La référence canadienne de Philippe Couillard

L’image du Québec comme d’une «nation ethnique» sert généralement de contraste pour mieux souligner «la nation multiculturelle imaginée du Canada».
Photo: Pedro Ruiz Le Devoir L’image du Québec comme d’une «nation ethnique» sert généralement de contraste pour mieux souligner «la nation multiculturelle imaginée du Canada».

J’ai beaucoup apprécié l’article de Robert Dutrisac, dans l’édition de samedi dernier du Devoir, qui traitait de la question des seuils d’immigration, et il m’apparaît que le paragraphe de conclusion mérite d’être approfondi : « Même si ces économistes prônent la prudence, le premier ministre a tranché pour une cible record. Ceux qui s’y opposent “soufflent sur les braises de l’intolérance”. Pierre Fortin avait fait observer que les députés de l’Assemblée nationale étaient “naturellement portés à combattre la perception, répandue dans les autres provinces, selon laquelle les Québécois forment une nation chauvine, xénophobe, voire raciste”. François Legault doit se demander si, au fond, Philippe Couillard ne partage pas cette perception bien canadienne. » (« Couillard et ces nationalistes intolérants », 12 mars 2016)

En fait, ces propos m’ont rappelé une étude de Elke Winter, aujourd’hui professeure à l’Université d’Ottawa, parue en 2007. Dans son article intitulé « Neither “America” nor “Quebec” : constructing the Canadian multicultural nation », cette spécialiste des études ethniques note, à travers l’analyse du contenu de grands journaux torontois durant les années 1990, que la quête d’identité des Canadiens anglais les a progressivement amenés à intégrer un idéal du multiculturalisme construit par opposition à une représentation des sociétés québécoise et étatsunienne.

D’une part, la chercheuse constate l’« omniprésence des références aux États-Unis » dans les articles cherchant à définir l’identité canadienne-anglaise. Ces références ne sont pas strictement négatives, puisque les similitudes entre les deux sociétés sont soulignées et nombreuses. Simplement, le Canada y est « […] souvent construit en tant que projet alternatif de nationalité », un projet plus axé sur la compassion.
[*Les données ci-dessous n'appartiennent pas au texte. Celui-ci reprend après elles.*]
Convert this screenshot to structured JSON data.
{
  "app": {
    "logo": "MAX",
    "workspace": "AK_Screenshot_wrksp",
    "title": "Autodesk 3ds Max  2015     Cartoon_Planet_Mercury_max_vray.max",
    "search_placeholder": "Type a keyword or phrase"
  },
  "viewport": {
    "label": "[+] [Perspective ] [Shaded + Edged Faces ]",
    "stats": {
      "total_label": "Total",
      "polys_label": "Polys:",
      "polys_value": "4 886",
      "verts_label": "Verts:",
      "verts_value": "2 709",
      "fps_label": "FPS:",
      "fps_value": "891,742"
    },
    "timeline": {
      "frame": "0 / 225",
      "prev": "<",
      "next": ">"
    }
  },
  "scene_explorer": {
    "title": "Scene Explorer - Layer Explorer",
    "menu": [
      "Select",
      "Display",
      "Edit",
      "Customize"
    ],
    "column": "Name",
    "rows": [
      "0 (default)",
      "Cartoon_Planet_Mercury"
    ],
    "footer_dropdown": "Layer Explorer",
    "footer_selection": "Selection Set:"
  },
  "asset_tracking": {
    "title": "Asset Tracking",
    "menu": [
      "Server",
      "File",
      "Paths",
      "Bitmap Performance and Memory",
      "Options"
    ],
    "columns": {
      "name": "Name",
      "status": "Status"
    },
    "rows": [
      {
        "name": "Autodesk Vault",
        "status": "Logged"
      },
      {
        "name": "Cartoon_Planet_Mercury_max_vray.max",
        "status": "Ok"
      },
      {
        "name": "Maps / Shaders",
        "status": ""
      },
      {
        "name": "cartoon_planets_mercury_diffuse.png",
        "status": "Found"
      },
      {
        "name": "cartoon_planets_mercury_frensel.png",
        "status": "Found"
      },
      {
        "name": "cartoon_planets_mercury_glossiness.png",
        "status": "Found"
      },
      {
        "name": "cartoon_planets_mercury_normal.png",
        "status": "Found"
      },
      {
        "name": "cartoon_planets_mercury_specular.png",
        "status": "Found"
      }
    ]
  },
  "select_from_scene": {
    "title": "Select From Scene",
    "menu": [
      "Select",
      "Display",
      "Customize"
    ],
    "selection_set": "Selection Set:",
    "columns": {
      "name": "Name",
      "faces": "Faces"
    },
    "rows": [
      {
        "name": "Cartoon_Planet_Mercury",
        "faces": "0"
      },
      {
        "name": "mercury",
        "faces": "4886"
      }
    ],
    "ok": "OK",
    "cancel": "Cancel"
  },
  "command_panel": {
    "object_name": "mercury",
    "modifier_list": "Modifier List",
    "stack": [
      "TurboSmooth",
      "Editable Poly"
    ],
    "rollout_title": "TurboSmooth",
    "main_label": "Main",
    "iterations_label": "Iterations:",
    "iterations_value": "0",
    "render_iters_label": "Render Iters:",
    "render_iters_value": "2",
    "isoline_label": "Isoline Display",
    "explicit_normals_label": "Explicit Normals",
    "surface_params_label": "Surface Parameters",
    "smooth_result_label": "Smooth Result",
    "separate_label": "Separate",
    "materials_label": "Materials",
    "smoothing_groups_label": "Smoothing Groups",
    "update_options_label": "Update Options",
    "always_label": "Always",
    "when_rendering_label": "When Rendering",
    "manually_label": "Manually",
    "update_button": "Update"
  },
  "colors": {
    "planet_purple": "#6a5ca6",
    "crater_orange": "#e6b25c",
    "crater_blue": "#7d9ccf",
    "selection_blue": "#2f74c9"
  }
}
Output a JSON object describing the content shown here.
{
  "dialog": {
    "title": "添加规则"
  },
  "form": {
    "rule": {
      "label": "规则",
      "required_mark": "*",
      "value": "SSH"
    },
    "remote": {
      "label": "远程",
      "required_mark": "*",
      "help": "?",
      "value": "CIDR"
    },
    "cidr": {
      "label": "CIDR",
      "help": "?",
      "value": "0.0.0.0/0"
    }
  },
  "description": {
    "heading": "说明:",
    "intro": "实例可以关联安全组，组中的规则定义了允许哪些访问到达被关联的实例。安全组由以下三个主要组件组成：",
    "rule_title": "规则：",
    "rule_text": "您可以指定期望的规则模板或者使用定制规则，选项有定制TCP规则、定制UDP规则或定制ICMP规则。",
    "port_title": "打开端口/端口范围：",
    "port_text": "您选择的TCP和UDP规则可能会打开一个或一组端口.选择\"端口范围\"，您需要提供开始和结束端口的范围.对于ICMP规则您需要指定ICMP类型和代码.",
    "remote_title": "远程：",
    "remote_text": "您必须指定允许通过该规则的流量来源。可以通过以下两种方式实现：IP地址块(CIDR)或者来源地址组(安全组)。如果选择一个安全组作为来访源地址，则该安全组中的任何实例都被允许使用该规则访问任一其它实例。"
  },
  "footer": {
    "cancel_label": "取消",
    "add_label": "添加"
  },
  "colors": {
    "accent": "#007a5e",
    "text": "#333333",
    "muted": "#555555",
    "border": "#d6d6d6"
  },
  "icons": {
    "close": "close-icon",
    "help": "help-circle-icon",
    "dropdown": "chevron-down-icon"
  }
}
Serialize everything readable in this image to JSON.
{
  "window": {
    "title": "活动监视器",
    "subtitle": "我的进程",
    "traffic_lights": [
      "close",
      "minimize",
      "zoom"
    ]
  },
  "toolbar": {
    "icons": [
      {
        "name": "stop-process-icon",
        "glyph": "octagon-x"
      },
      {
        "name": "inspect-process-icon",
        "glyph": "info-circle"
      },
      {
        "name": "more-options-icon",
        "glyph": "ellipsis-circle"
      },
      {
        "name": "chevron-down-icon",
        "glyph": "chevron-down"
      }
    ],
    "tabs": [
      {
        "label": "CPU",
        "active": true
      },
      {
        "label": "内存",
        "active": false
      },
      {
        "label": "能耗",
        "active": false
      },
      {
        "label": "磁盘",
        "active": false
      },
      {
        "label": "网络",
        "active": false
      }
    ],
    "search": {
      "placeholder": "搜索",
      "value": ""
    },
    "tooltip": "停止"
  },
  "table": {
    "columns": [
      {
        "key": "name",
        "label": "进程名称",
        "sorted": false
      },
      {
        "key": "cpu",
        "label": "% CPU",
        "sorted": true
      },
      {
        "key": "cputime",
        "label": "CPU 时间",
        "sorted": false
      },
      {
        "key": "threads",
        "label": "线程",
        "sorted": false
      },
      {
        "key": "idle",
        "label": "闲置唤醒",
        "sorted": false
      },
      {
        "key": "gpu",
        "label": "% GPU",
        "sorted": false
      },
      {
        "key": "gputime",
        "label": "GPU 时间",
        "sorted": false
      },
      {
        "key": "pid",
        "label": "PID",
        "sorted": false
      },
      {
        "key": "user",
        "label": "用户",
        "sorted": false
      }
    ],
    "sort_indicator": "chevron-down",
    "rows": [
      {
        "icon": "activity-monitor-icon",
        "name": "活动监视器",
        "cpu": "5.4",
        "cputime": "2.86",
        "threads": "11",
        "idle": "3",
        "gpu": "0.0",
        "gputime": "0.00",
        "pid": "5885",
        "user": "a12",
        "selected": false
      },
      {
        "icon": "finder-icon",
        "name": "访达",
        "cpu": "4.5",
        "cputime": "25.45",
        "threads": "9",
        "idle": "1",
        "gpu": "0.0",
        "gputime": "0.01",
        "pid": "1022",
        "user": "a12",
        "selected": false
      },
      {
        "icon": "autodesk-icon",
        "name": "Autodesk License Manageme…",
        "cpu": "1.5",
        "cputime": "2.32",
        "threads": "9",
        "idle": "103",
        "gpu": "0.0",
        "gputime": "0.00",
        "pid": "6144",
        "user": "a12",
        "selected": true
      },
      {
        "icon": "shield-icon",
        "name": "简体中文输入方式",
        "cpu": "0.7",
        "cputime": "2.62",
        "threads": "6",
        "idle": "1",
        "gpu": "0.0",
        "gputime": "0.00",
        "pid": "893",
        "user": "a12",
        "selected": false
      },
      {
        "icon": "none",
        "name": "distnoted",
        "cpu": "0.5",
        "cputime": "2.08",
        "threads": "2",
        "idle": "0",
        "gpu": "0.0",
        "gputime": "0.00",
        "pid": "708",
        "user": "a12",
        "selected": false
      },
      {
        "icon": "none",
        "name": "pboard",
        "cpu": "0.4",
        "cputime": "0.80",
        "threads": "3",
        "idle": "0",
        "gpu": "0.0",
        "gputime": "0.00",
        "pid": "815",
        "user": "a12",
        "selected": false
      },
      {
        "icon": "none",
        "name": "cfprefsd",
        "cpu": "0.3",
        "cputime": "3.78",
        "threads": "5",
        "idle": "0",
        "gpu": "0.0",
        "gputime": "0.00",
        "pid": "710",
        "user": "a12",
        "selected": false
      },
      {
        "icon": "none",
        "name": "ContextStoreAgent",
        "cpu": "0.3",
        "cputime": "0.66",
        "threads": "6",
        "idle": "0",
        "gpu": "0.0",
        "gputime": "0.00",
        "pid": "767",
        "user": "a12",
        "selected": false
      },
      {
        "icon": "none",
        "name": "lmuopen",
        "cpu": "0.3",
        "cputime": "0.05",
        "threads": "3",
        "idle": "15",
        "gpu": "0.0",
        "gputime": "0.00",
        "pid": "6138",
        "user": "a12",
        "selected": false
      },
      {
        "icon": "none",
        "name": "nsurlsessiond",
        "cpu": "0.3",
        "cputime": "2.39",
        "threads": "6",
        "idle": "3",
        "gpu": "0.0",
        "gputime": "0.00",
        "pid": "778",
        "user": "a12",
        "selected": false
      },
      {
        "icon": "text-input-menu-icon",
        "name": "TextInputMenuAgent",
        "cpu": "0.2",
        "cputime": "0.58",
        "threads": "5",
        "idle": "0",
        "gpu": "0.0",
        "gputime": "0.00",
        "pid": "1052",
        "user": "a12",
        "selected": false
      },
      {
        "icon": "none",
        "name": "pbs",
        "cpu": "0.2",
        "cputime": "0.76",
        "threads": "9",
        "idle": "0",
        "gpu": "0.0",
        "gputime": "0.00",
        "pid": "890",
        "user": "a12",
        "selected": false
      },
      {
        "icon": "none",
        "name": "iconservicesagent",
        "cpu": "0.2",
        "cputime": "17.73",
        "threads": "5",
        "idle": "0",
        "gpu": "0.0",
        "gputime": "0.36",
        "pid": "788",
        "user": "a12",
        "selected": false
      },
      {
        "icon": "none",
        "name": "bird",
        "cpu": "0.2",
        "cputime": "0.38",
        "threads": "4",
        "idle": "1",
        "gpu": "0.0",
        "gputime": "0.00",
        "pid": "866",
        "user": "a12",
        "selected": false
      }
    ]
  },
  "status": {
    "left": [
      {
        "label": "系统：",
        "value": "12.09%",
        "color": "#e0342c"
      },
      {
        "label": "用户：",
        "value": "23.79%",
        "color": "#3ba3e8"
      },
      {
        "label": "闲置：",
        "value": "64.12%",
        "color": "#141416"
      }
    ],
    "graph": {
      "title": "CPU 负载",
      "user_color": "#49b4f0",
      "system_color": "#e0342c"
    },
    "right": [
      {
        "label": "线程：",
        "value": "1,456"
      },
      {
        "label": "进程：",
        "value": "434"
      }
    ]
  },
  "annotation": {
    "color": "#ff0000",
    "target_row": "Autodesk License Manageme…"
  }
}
Dans le même corpus, l’image du Québec comme d’une « nation ethnique » sert généralement de contraste (« contrasting other ») pour mieux souligner « la nation multiculturelle imaginée du Canada ». Ici, il n’est pas question du Québec comme d’un projet alternatif, mais plutôt d’un élément important d’une problématique interne liée au pluralisme. Cette problématique suppose qu’« en incarnant “l’humanité commune”, le pluralisme canadien devient le point de référence, la norme sociale », et le Québec, comme il en constitue souvent un désaveu (pourquoi Meech, Charlottetown et octobre 1995 ?) et une menace de fragmentation pour l’ensemble, est conçu à travers sa non-correspondance à la norme : « À partir du milieu des années 1990, le discours autour de la nationalité canadienne se caractérise progressivement par la construction d’une opposition entre un Québec tribal et ethnocentrique et un Canada ouvert d’esprit et diversifié sur le plan culturel », écrit Winter.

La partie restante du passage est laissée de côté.